Recently satellite imaging has revealed Angkor to be the largest pre-industrial urban center in the world. The beginning of the era of the Khmer Empire is conventionally dated to 802 AD. Historiography History Formation and growth Golden age Ta Prohm. Ta Prohm (Khmer: ប្រាសាទតាព្រហ្ម)is the modern name of the temple at Angkor, Siem Reap Province, Cambodia, built in the Bayon style largely in the late 12th and early 13th centuries and originally called Rajavihara (in Khmer: រាជវិហារ). Located approximately one kilometre east of Angkor Thom and on the southern edge of the East Baray, it was founded by the Khmer King Jayavarman VII as a Mahayana Buddhist monastery and university.

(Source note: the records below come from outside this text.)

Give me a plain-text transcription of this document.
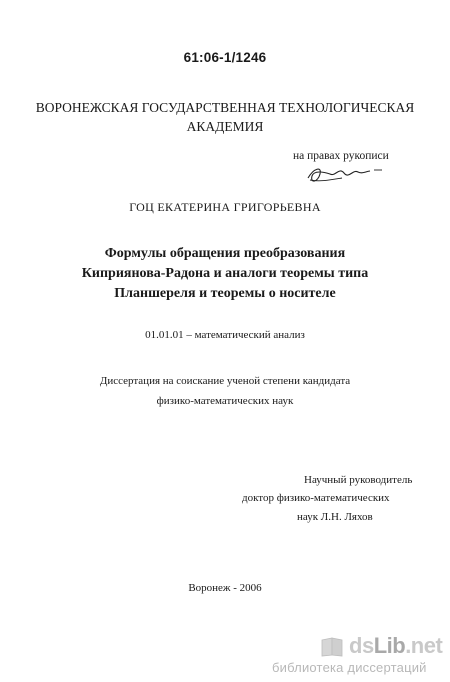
61:06-1/1246
ВОРОНЕЖСКАЯ ГОСУДАРСТВЕННАЯ ТЕХНОЛОГИЧЕСКАЯ
АКАДЕМИЯ
на правах рукописи
ГОЦ ЕКАТЕРИНА ГРИГОРЬЕВНА
Формулы обращения преобразования
Киприянова-Радона и аналоги теоремы типа
Планшереля и теоремы о носителе
01.01.01 – математический анализ
Диссертация на соискание ученой степени кандидата
физико-математических наук
Научный руководитель
доктор физико-математических
наук Л.Н. Ляхов
Воронеж - 2006
dsLib.net
библиотека диссертаций
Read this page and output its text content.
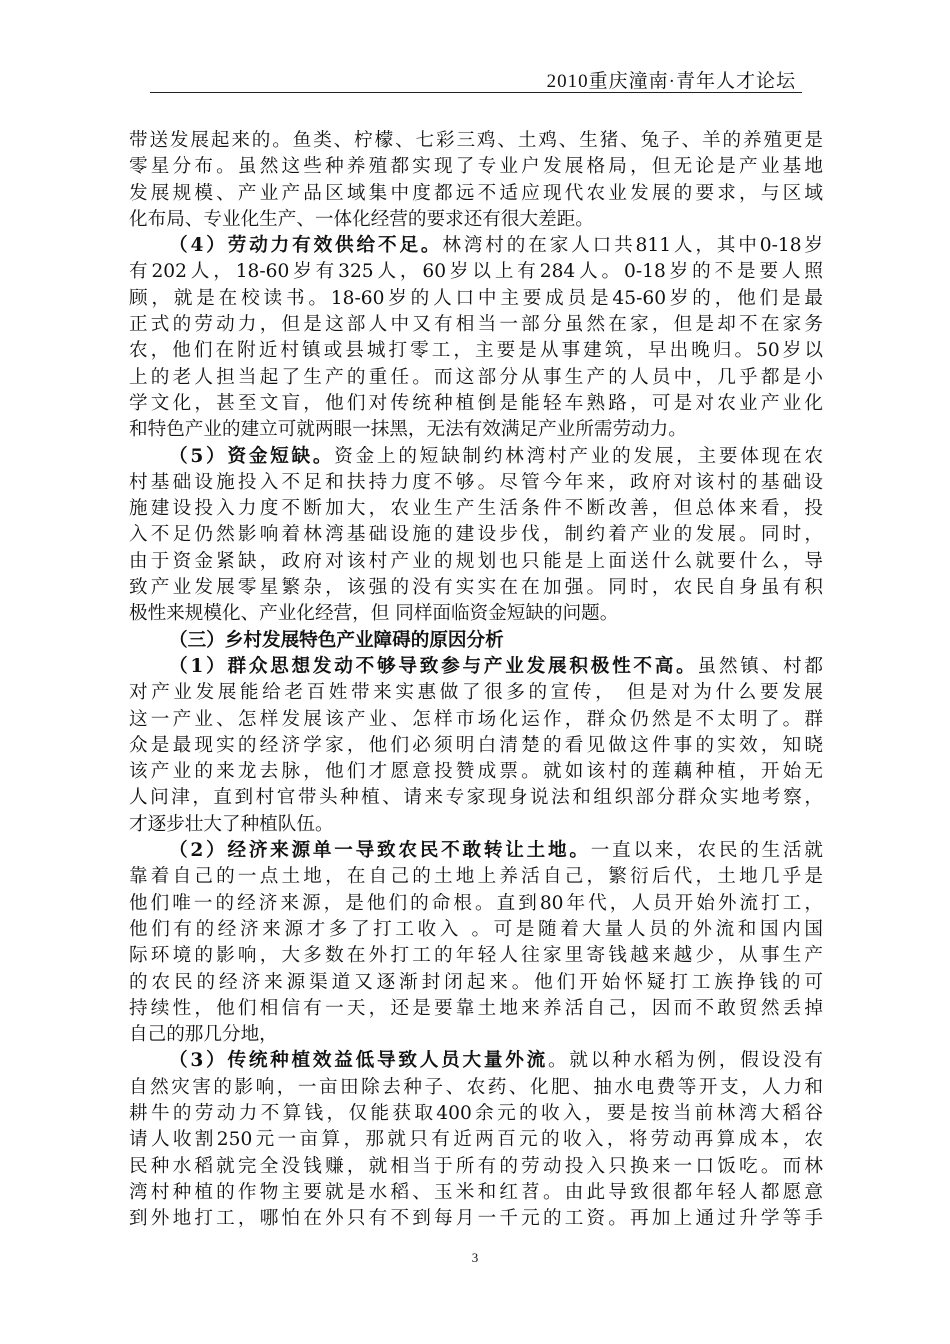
2010重庆潼南·青年人才论坛
带送发展起来的。鱼类、柠檬、七彩三鸡、土鸡、生猪、兔子、羊的养殖更是
零星分布。虽然这些种养殖都实现了专业户发展格局，但无论是产业基地
发展规模、产业产品区域集中度都远不适应现代农业发展的要求，与区域
化布局、专业化生产、一体化经营的要求还有很大差距。
（4）劳动力有效供给不足。林湾村的在家人口共811人，其中0-18岁
有202人，18-60岁有325人，60岁以上有284人。0-18岁的不是要人照
顾，就是在校读书。18-60岁的人口中主要成员是45-60岁的，他们是最
正式的劳动力，但是这部人中又有相当一部分虽然在家，但是却不在家务
农，他们在附近村镇或县城打零工，主要是从事建筑，早出晚归。50岁以
上的老人担当起了生产的重任。而这部分从事生产的人员中，几乎都是小
学文化，甚至文盲，他们对传统种植倒是能轻车熟路，可是对农业产业化
和特色产业的建立可就两眼一抹黑，无法有效满足产业所需劳动力。
（5）资金短缺。资金上的短缺制约林湾村产业的发展，主要体现在农
村基础设施投入不足和扶持力度不够。尽管今年来，政府对该村的基础设
施建设投入力度不断加大，农业生产生活条件不断改善，但总体来看，投
入不足仍然影响着林湾基础设施的建设步伐，制约着产业的发展。同时，
由于资金紧缺，政府对该村产业的规划也只能是上面送什么就要什么，导
致产业发展零星繁杂，该强的没有实实在在加强。同时，农民自身虽有积
极性来规模化、产业化经营，但 同样面临资金短缺的问题。
（三）乡村发展特色产业障碍的原因分析
（1）群众思想发动不够导致参与产业发展积极性不高。虽然镇、村都
对产业发展能给老百姓带来实惠做了很多的宣传， 但是对为什么要发展
这一产业、怎样发展该产业、怎样市场化运作，群众仍然是不太明了。群
众是最现实的经济学家，他们必须明白清楚的看见做这件事的实效，知晓
该产业的来龙去脉，他们才愿意投赞成票。就如该村的莲藕种植，开始无
人问津，直到村官带头种植、请来专家现身说法和组织部分群众实地考察，
才逐步壮大了种植队伍。
（2）经济来源单一导致农民不敢转让土地。一直以来，农民的生活就
靠着自己的一点土地，在自己的土地上养活自己，繁衍后代，土地几乎是
他们唯一的经济来源，是他们的命根。直到80年代，人员开始外流打工，
他们有的经济来源才多了打工收入 。可是随着大量人员的外流和国内国
际环境的影响，大多数在外打工的年轻人往家里寄钱越来越少，从事生产
的农民的经济来源渠道又逐渐封闭起来。他们开始怀疑打工族挣钱的可
持续性，他们相信有一天，还是要靠土地来养活自己，因而不敢贸然丢掉
自己的那几分地，
（3）传统种植效益低导致人员大量外流。就以种水稻为例，假设没有
自然灾害的影响，一亩田除去种子、农药、化肥、抽水电费等开支，人力和
耕牛的劳动力不算钱，仅能获取400余元的收入，要是按当前林湾大稻谷
请人收割250元一亩算，那就只有近两百元的收入，将劳动再算成本，农
民种水稻就完全没钱赚，就相当于所有的劳动投入只换来一口饭吃。而林
湾村种植的作物主要就是水稻、玉米和红苕。由此导致很都年轻人都愿意
到外地打工，哪怕在外只有不到每月一千元的工资。再加上通过升学等手
3
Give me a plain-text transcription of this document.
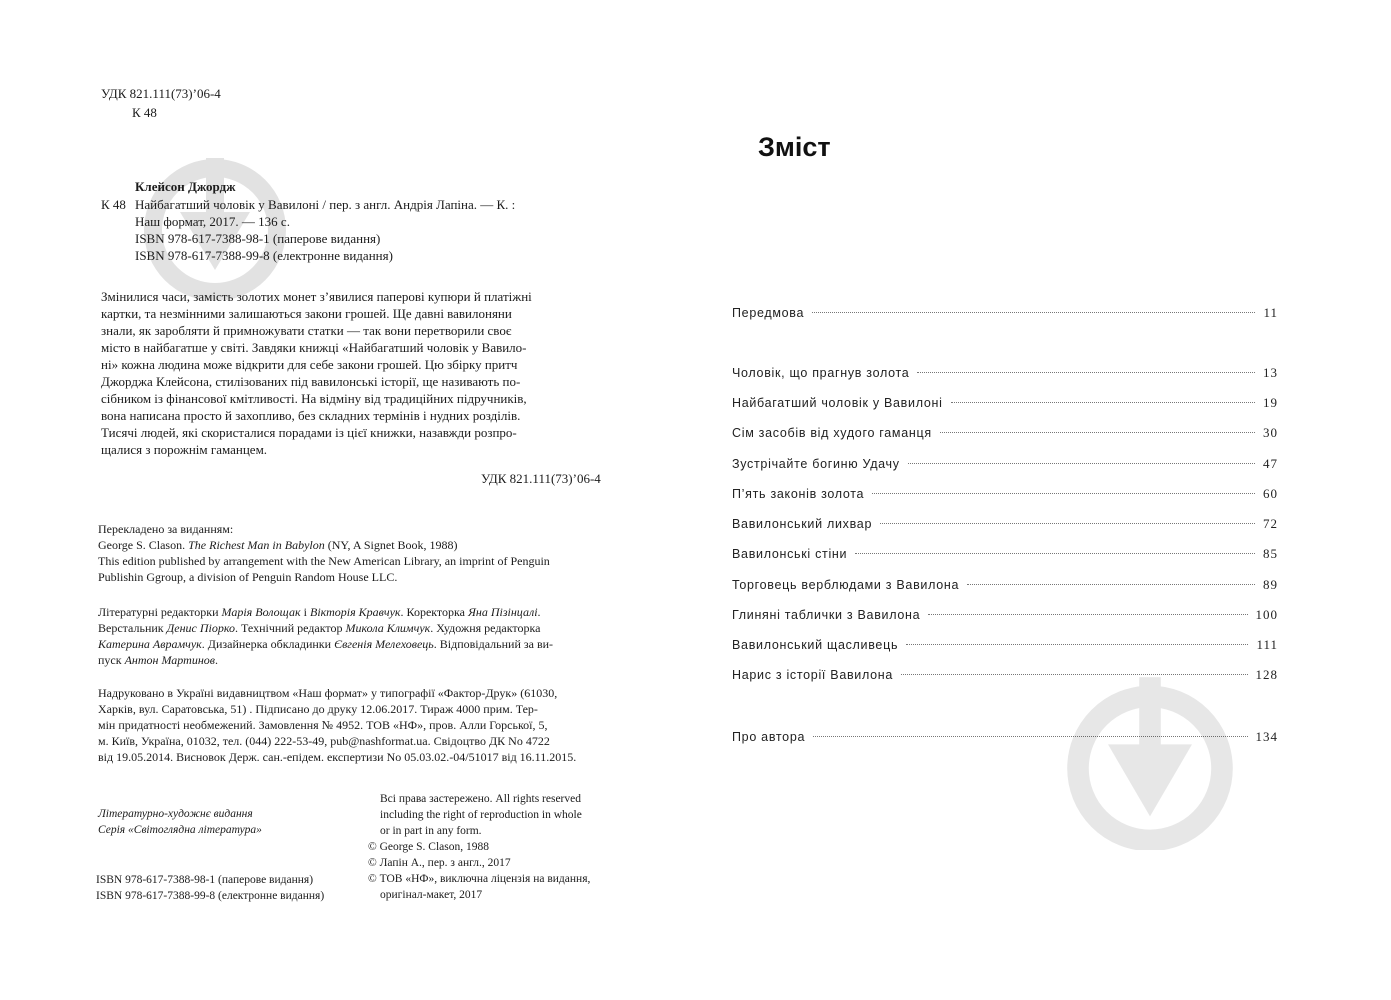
УДК 821.111(73)’06-4
К 48
Клейсон Джордж
К 48 Найбагатший чоловік у Вавилоні / пер. з англ. Андрія Лапіна. — К. :
Наш формат, 2017. — 136 с.
ISBN 978-617-7388-98-1 (паперове видання)
ISBN 978-617-7388-99-8 (електронне видання)
Змінилися часи, замість золотих монет з’явилися паперові купюри й платіжні
картки, та незмінними залишаються закони грошей. Ще давні вавилоняни
знали, як заробляти й примножувати статки — так вони перетворили своє
місто в найбагатше у світі. Завдяки книжці «Найбагатший чоловік у Вавило-
ні» кожна людина може відкрити для себе закони грошей. Цю збірку притч
Джорджа Клейсона, стилізованих під вавилонські історії, ще називають по-
сібником із фінансової кмітливості. На відміну від традиційних підручників,
вона написана просто й захопливо, без складних термінів і нудних розділів.
Тисячі людей, які скористалися порадами із цієї книжки, назавжди розпро-
щалися з порожнім гаманцем.
УДК 821.111(73)’06-4
Перекладено за виданням:
George S. Clason. The Richest Man in Babylon (NY, A Signet Book, 1988)
This edition published by arrangement with the New American Library, an imprint of Penguin
Publishin Ggroup, a division of Penguin Random House LLC.
Літературні редакторки Марія Волощак і Вікторія Кравчук. Коректорка Яна Пізінцалі.
Верстальник Денис Піорко. Технічний редактор Микола Климчук. Художня редакторка
Катерина Аврамчук. Дизайнерка обкладинки Євгенія Мелеховець. Відповідальний за ви-
пуск Антон Мартинов.
Надруковано в Україні видавництвом «Наш формат» у типографії «Фактор-Друк» (61030,
Харків, вул. Саратовська, 51) . Підписано до друку 12.06.2017. Тираж 4000 прим. Тер-
мін придатності необмежений. Замовлення № 4952. ТОВ «НФ», пров. Алли Горської, 5,
м. Київ, Україна, 01032, тел. (044) 222-53-49, pub@nashformat.ua. Свідоцтво ДК No 4722
від 19.05.2014. Висновок Держ. сан.-епідем. експертизи No 05.03.02.-04/51017 від 16.11.2015.
Літературно-художнє видання
Серія «Світоглядна література»
ISBN 978-617-7388-98-1 (паперове видання)
ISBN 978-617-7388-99-8 (електронне видання)
Всі права застережено. All rights reserved
including the right of reproduction in whole
or in part in any form.
© George S. Clason, 1988
© Лапін А., пер. з англ., 2017
© ТОВ «НФ», виключна ліцензія на видання,
оригінал-макет, 2017
Зміст
Передмова	11
Чоловік, що прагнув золота	13
Найбагатший чоловік у Вавилоні	19
Сім засобів від худого гаманця	30
Зустрічайте богиню Удачу	47
П’ять законів золота	60
Вавилонський лихвар	72
Вавилонські стіни	85
Торговець верблюдами з Вавилона	89
Глиняні таблички з Вавилона	100
Вавилонський щасливець	111
Нарис з історії Вавилона	128
Про автора	134
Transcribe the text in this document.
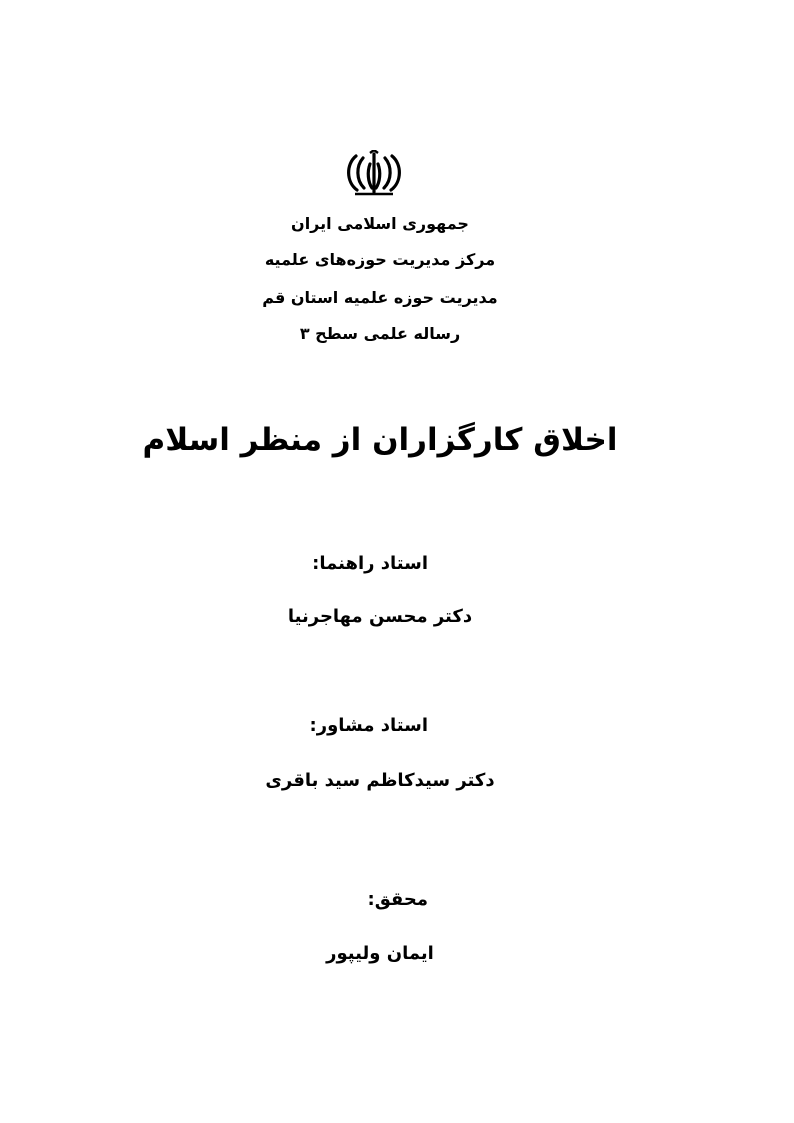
جمهوری اسلامی ایران
مرکز مدیریت حوزه‌های علمیه
مدیریت حوزه علمیه استان قم
رساله علمی سطح ۳
اخلاق کارگزاران از منظر اسلام
استاد راهنما:
دکتر محسن مهاجرنیا
استاد مشاور:
دکتر سیدکاظم سید باقری
محقق:
ایمان ولیپور
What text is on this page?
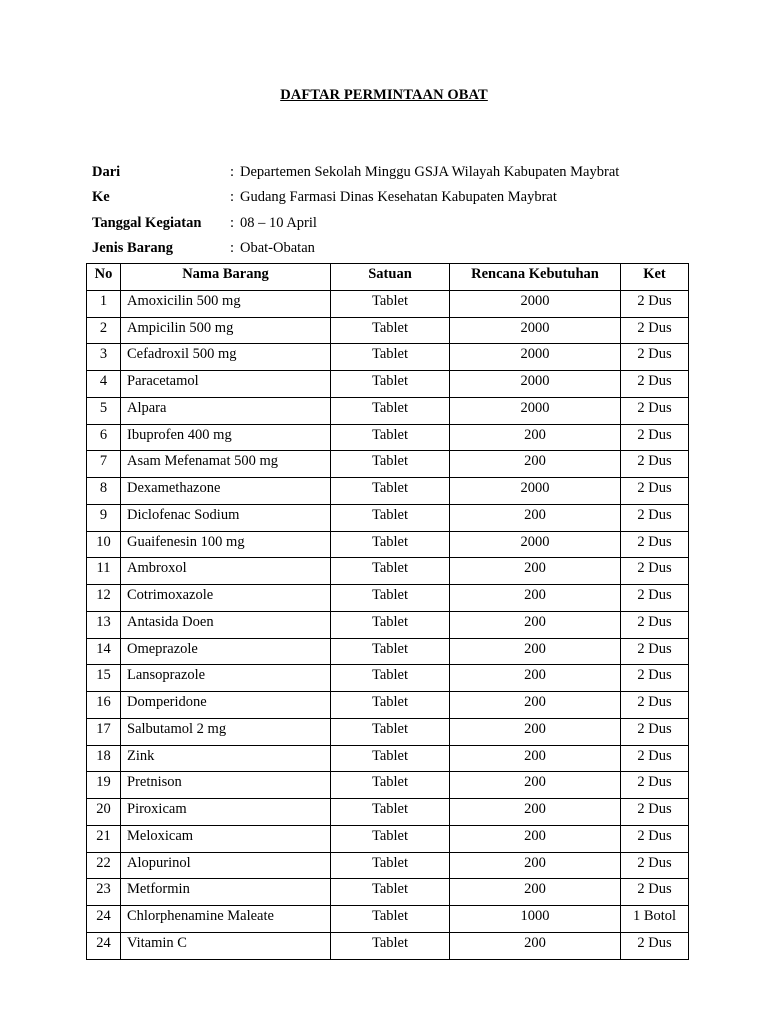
DAFTAR PERMINTAAN OBAT
Dari	: Departemen Sekolah Minggu GSJA Wilayah Kabupaten Maybrat
Ke	: Gudang Farmasi Dinas Kesehatan Kabupaten Maybrat
Tanggal Kegiatan	: 08 – 10 April
Jenis Barang	: Obat-Obatan
No	Nama Barang	Satuan	Rencana Kebutuhan	Ket
1	Amoxicilin 500 mg	Tablet	2000	2 Dus
2	Ampicilin 500 mg	Tablet	2000	2 Dus
3	Cefadroxil 500 mg	Tablet	2000	2 Dus
4	Paracetamol	Tablet	2000	2 Dus
5	Alpara	Tablet	2000	2 Dus
6	Ibuprofen 400 mg	Tablet	200	2 Dus
7	Asam Mefenamat 500 mg	Tablet	200	2 Dus
8	Dexamethazone	Tablet	2000	2 Dus
9	Diclofenac Sodium	Tablet	200	2 Dus
10	Guaifenesin 100 mg	Tablet	2000	2 Dus
11	Ambroxol	Tablet	200	2 Dus
12	Cotrimoxazole	Tablet	200	2 Dus
13	Antasida Doen	Tablet	200	2 Dus
14	Omeprazole	Tablet	200	2 Dus
15	Lansoprazole	Tablet	200	2 Dus
16	Domperidone	Tablet	200	2 Dus
17	Salbutamol 2 mg	Tablet	200	2 Dus
18	Zink	Tablet	200	2 Dus
19	Pretnison	Tablet	200	2 Dus
20	Piroxicam	Tablet	200	2 Dus
21	Meloxicam	Tablet	200	2 Dus
22	Alopurinol	Tablet	200	2 Dus
23	Metformin	Tablet	200	2 Dus
24	Chlorphenamine Maleate	Tablet	1000	1 Botol
24	Vitamin C	Tablet	200	2 Dus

Unlike most Angkorian temples, Ta Prohm has been left in much the same condition in which it was found: the photogenic and atmospheric combination of trees growing out of the ruins and the jungle surroundings have made it one of Angkor's most popular temples with visitors. UNESCO inscribed Ta Prohm on the World Heritage List in 1992. Today, it is one of the most visited complexes in Cambodia’s Angkor region. History Foundation and expansion In 1186 A.D., Jayavarman VII embarked on a massive program of construction and public works. Tree at Ta Prohm. Roomful of Shattered Buddhas. Ta Prohm HDR. Tree roots and ruins. Giant Sequoia Tree, Los Angeles, United States. Sequoia Trees - Airport Terminal by NatureMaker - Go-To Buyers Guide.
BigBangChallenge Astra Zéneca. Azoteas Vivas. Ecotono urbano mexico - RESIDENCIAL. Nuevo negocio: huertos en las azoteas. Plantas de invierno. Conserva. Biozotea: Azoteas Verdes « AZOTEAS VIVAS.